During the company’s 2020 fourth-quarter earnings call on Wednesday Musk was reminded that he’d once said he’d step down as CEO and become Chief Architect once Tesla had a mass-market car in production, like the Model 3, and was asked if that was still the plan.
“Well, I expect to be CEO of Tesla for several years,” Musk said.
“I think there's still a lot that I'm super excited about doing. And I think it would be hard to leave.”
Musk said “nobody is or should be CEO forever,” but that Tesla’s mission to accelerate the world’s transition to sustainable energy is still in progress and he’s not quite ready to call it a day, even though the “amount of work required to be CEO of Tesla is insane.”
“I definitely do more technical work that is typical for a CEO, so it would be nice to have more time on my hands as opposed to just working day and night, from when I get up to when I go to sleep seven days a week, pretty intense.”

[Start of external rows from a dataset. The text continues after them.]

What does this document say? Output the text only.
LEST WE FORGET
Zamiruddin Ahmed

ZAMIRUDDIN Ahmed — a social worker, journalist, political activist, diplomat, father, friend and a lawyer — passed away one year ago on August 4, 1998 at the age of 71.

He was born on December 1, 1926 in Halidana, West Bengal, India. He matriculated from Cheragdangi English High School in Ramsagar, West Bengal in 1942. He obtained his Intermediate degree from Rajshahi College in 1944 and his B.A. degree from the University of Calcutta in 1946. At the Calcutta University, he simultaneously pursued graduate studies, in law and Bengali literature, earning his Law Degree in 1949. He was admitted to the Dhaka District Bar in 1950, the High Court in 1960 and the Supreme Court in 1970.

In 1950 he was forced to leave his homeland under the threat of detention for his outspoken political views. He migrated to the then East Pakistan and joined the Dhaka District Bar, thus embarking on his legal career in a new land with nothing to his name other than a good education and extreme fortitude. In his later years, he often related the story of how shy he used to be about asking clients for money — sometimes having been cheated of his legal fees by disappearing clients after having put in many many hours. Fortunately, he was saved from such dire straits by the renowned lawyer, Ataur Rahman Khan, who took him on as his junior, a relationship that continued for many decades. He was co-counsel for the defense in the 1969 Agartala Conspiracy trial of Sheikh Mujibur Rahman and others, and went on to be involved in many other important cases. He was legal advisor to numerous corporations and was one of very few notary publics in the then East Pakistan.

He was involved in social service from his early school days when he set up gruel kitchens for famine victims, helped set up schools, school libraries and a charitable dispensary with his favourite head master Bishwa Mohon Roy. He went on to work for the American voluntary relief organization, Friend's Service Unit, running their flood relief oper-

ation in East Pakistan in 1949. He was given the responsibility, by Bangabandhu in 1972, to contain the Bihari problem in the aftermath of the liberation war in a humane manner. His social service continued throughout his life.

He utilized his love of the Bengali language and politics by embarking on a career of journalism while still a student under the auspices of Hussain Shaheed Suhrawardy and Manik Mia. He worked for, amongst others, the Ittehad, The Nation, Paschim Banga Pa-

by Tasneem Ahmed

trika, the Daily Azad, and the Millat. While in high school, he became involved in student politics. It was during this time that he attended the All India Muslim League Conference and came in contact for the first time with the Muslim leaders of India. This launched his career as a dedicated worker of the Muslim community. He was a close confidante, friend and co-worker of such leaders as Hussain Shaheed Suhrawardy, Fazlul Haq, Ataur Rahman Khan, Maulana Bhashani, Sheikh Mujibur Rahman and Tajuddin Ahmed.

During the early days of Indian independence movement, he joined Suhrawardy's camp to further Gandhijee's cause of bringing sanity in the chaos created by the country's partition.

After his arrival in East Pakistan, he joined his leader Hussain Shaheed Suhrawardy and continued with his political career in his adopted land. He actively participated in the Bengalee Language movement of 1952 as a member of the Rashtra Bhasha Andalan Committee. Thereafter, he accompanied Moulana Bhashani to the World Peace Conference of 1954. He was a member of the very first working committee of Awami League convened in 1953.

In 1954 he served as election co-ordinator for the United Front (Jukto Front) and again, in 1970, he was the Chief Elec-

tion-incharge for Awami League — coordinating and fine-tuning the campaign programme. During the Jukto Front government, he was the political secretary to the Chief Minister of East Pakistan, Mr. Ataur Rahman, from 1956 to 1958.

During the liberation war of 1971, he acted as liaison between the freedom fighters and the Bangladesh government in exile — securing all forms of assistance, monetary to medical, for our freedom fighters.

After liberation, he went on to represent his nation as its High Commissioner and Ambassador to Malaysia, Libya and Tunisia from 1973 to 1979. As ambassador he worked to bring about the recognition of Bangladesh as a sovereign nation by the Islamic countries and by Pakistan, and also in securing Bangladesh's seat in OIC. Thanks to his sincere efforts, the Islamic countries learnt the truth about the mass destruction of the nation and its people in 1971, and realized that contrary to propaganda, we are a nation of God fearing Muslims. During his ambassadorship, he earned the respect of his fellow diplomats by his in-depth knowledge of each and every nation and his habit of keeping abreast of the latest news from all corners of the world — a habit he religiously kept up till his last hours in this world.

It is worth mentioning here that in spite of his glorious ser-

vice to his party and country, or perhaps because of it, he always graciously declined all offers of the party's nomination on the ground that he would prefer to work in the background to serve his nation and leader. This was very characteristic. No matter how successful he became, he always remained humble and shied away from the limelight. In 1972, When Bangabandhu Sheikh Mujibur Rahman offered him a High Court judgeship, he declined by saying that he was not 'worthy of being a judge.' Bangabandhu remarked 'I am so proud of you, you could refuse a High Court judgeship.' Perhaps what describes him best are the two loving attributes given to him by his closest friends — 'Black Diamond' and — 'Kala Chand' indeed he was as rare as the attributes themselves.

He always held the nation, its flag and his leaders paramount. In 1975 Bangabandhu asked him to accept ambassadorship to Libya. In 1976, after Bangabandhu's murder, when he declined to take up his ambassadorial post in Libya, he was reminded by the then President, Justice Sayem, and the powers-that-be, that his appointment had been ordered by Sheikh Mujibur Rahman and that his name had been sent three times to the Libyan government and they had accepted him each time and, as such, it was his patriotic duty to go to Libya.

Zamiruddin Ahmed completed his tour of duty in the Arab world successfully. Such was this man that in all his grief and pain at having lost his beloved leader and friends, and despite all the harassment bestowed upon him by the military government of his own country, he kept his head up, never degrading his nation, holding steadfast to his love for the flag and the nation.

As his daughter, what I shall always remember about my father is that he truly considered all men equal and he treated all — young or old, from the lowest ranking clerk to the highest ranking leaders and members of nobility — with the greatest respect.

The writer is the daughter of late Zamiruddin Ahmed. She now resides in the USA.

Musk does manage to find some leisure time for himself, however, like when he was recently seen hanging out in a maskless group in Austin, Tex., that included comedians Joe Rogan, Michelle Wolf and Dave Chappelle shortly before Chappelle announced he’d tested positive for COVID-19.
Musk reiterated his view that the shift to a sustainable energy future requires clean energy generation and storage, which Tesla provides through its solar and stationary battery products, plus electric transportation.
“If you have those three things, we've got a very bright future with respect to energy and the environment. So a long way to go on that. And so I'm still very much fired up to work on that,” he said.
Musk also said he supported nuclear fission, as long as the reactor is secure from the dangers posed by bad weather, but that the zero-emission hydrogen fuel cell powertrains being developed by several of his competitors are just “crazy” and that his battery-powered trucks are a better solution.